Flaky Sweetheart Crescents

Summary

Yield
8 Crescents
SourceMr. Walker (Courtesy of Mrs. Walker, 1970)
Prep time
20 minutes
Cooking time
30 minutes
Total time
50 minutes

Ingredients

4 c
flour
1⁄2 t
salt
1 c
butter
3
egg yolks
1 c
sour cream
2 t
vanilla (divided)
1 pk
cake-compressed yeast, crumbled (or 1 package dry yeast)
1 c
sugar (plus sprinkle of granulated or confectioners)
3
egg whites
3⁄4 c
pecans or walnuts (ground)

Instructions

Sift together flour and salt into large bowl.
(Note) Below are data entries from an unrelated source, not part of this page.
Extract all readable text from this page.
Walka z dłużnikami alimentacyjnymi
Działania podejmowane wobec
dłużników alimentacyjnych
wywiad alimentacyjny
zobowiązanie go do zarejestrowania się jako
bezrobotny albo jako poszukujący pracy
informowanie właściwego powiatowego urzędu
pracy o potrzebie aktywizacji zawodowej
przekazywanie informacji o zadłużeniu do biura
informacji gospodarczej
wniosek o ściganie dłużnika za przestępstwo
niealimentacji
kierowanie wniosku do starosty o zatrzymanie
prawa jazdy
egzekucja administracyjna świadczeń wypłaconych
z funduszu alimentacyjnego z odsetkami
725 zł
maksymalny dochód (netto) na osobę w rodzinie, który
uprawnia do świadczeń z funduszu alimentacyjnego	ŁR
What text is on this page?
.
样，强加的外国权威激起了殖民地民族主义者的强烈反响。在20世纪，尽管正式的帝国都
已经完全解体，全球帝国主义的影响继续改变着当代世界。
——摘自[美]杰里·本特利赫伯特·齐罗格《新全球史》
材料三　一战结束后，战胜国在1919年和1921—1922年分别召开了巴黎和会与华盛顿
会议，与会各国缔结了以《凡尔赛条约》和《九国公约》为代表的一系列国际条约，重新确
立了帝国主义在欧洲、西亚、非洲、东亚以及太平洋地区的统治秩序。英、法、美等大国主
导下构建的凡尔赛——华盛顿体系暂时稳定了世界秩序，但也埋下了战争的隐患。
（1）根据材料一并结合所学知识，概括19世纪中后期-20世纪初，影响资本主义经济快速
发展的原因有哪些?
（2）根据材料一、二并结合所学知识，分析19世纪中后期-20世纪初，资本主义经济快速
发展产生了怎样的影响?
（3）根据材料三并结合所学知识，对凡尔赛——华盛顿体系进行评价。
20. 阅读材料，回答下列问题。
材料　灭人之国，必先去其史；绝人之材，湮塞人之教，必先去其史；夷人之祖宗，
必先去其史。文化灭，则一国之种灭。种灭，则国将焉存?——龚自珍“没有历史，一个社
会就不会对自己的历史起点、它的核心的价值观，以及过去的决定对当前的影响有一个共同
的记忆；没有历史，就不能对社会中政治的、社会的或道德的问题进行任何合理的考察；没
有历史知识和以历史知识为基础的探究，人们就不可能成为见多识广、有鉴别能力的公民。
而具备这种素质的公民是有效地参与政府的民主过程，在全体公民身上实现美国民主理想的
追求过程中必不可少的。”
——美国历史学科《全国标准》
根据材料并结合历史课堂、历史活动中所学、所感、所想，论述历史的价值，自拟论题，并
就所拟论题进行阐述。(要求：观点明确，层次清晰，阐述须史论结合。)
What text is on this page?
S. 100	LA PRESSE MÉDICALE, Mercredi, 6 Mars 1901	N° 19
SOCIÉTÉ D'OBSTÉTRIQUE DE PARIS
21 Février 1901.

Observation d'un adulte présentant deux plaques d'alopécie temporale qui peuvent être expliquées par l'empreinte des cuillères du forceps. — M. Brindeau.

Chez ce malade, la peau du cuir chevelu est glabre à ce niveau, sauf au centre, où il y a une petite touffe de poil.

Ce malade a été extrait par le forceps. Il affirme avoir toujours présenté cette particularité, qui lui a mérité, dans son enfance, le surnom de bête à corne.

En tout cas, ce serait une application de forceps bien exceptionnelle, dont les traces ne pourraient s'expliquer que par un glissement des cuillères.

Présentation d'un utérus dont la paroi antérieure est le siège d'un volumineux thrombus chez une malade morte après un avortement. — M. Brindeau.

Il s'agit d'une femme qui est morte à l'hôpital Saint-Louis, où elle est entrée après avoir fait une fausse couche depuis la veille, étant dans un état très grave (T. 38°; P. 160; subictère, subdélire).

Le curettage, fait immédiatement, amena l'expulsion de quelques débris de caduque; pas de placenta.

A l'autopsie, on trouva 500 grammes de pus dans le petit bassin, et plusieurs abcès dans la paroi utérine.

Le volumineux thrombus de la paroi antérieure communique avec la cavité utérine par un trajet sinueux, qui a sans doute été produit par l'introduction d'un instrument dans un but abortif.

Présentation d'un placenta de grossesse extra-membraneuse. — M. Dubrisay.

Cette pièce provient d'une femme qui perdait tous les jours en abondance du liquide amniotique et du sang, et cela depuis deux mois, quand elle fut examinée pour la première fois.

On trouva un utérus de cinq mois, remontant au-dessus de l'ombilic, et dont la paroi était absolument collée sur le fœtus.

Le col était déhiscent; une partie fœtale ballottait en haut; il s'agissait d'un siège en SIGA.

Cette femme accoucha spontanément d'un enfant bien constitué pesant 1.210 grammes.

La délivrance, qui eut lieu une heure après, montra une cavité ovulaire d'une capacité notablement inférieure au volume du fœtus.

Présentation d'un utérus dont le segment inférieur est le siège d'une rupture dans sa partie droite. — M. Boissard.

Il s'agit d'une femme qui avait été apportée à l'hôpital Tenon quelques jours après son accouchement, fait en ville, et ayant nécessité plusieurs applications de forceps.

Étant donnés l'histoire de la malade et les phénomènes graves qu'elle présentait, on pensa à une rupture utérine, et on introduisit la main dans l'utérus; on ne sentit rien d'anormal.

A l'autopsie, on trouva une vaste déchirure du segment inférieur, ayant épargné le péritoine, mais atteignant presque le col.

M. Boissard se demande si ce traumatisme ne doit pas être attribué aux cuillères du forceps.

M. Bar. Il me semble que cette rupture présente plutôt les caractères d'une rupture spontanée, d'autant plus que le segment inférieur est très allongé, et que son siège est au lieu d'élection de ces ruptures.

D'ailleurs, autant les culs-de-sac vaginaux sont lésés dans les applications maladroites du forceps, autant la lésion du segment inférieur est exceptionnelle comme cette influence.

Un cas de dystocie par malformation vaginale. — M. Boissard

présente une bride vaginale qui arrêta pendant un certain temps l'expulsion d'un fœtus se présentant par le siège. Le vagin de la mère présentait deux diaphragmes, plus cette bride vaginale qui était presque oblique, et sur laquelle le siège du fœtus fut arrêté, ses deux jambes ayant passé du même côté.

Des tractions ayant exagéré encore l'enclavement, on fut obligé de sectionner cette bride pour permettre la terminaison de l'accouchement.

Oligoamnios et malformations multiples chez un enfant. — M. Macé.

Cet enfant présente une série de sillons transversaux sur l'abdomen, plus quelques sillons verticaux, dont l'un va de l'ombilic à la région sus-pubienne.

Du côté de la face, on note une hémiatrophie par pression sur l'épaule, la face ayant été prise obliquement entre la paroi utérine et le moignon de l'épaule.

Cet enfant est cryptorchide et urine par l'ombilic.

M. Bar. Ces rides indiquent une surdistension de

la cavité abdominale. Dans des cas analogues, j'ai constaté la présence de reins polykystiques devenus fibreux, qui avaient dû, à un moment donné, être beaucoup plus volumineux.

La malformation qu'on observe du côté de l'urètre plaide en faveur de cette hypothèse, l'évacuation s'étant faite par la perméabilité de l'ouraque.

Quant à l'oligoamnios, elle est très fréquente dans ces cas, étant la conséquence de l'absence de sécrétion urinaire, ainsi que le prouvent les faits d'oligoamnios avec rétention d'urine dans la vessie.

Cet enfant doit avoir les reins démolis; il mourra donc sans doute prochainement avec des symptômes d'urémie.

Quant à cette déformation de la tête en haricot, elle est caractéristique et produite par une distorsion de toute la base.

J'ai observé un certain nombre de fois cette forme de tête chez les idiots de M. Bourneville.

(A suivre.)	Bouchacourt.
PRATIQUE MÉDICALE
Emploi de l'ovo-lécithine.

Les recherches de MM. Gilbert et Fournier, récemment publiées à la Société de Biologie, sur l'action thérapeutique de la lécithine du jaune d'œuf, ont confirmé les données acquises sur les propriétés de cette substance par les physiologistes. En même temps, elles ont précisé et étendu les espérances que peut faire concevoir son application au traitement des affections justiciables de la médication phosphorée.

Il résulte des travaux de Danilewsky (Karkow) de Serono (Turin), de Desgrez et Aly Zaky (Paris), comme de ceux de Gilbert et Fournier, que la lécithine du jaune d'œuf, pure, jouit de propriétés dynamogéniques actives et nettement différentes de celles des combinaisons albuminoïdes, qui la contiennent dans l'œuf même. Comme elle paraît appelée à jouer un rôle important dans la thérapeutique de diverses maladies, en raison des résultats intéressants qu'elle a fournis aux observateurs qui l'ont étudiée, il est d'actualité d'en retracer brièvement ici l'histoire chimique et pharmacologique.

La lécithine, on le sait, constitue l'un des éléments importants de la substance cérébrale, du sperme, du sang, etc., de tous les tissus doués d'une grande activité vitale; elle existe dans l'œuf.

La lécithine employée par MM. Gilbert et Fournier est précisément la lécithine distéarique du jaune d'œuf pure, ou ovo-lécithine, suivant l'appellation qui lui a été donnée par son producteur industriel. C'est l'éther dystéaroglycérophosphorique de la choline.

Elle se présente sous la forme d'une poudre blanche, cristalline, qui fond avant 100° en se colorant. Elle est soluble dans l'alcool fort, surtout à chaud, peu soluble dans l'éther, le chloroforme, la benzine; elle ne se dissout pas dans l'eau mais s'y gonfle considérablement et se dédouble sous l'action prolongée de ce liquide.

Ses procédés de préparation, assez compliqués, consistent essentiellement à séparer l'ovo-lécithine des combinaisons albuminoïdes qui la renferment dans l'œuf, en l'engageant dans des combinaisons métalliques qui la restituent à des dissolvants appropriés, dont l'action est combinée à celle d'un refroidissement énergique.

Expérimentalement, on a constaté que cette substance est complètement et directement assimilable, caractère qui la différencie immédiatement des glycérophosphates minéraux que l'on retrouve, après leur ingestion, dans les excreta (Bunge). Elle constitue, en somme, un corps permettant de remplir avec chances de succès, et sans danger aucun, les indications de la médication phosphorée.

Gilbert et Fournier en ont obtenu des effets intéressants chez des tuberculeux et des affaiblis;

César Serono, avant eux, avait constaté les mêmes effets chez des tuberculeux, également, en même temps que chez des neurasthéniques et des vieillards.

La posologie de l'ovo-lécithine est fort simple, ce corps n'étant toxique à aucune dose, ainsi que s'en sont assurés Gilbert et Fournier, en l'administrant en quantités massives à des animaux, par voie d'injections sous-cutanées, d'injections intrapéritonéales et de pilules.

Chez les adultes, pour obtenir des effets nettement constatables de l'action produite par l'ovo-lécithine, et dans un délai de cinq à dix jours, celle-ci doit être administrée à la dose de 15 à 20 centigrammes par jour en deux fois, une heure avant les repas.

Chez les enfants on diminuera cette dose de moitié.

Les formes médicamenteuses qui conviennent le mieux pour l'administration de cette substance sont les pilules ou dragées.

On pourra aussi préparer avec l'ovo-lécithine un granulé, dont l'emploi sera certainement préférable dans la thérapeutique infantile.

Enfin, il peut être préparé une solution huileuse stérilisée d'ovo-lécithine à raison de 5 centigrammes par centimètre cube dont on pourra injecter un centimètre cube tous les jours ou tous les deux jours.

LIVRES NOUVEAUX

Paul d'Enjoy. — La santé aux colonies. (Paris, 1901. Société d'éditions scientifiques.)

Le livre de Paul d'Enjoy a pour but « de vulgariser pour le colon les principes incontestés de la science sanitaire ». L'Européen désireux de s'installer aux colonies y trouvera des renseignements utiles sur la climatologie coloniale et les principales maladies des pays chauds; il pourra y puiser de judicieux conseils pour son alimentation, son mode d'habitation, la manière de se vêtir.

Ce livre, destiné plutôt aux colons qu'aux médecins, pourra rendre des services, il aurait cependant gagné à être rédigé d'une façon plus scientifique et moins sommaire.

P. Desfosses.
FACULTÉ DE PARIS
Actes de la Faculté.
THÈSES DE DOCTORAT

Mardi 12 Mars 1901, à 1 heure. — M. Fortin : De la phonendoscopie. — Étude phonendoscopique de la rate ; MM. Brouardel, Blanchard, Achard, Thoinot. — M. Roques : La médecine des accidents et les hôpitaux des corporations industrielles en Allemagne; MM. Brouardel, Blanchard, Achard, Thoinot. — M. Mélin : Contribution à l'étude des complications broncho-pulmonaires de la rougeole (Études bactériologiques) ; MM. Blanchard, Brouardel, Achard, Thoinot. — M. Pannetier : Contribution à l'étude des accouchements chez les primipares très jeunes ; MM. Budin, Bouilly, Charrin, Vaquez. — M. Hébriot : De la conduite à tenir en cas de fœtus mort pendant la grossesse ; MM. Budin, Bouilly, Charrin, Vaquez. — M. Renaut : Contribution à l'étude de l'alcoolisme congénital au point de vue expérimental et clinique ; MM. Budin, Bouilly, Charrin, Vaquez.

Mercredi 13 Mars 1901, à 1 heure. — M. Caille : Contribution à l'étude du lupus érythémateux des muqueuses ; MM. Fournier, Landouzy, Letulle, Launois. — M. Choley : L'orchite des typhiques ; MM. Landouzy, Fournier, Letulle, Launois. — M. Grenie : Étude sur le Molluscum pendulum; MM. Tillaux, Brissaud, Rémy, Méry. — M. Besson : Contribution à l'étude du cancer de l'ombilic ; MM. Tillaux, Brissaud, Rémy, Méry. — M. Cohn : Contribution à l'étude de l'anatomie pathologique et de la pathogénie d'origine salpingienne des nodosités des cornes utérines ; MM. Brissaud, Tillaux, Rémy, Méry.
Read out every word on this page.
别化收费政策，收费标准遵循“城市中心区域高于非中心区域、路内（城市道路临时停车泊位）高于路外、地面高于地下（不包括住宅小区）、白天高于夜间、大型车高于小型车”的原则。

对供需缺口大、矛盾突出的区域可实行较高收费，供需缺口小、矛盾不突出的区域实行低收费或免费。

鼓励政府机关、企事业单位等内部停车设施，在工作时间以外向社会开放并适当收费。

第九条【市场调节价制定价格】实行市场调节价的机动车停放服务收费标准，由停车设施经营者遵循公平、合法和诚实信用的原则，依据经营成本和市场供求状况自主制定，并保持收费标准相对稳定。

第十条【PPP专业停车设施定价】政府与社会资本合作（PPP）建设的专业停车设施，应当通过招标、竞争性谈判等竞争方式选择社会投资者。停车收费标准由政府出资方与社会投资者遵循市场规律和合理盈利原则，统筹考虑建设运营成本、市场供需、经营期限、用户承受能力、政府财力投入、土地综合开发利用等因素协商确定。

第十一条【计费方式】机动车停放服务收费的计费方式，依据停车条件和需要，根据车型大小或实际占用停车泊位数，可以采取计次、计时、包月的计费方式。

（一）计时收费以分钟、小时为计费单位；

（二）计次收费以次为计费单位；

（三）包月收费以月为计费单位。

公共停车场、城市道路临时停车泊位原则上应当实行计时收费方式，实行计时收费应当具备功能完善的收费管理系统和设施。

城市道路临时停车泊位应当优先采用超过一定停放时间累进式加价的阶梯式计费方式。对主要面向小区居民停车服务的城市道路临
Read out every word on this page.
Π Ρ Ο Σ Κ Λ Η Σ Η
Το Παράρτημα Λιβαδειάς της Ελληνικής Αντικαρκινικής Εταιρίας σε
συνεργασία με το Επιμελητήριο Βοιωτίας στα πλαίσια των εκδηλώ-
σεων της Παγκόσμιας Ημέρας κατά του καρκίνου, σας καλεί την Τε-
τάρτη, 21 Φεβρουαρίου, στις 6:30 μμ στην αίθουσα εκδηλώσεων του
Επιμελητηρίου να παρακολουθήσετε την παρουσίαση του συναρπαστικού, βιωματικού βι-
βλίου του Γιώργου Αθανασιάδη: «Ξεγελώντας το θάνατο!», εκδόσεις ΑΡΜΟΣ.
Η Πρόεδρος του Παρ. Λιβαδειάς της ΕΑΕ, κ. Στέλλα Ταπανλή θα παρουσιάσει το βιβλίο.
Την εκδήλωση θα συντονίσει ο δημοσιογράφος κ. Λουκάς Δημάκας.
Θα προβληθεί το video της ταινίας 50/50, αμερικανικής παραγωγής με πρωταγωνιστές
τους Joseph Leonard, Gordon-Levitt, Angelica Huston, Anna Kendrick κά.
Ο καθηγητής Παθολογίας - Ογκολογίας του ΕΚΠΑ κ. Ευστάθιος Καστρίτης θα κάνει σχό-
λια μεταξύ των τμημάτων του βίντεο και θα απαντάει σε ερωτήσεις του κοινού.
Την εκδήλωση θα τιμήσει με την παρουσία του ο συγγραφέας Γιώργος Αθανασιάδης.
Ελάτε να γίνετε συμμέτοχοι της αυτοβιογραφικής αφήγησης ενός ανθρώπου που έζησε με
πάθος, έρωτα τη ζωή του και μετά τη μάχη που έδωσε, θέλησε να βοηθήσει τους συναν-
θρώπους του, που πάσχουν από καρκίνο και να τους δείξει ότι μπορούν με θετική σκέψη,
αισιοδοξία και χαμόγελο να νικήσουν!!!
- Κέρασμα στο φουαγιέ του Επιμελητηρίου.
Cut in butter until particles are the size of small peas. Blend together egg yolks, sour cream, 1 teaspoon vanilla, and yeast. Mix well and add to flour mixture. Stir to form dough. Divide dough into 4 parts. Roll out each part on pastry cloth or board which has been sprinkled with sugar (granulated or sifted confectioners’ sugar). Roll into 11-inch circle about 1/8 inch thick. Cut into 8 wedges. Spread with filling. Roll each wedge, starting with wide end and rolling to point. Place, pointed side down, on greased baking sheet, curving ends to form crescent shape. Bake in moderate oven at 350° for 25 to 30 minutes, until lightly browned. 

Pecan Filling: Beat egg whites until stiff, straight  peaks form when beater is raised. Add 1 cup sugar, ground nuts, and 1 teaspoon vanilla. Mix until blended.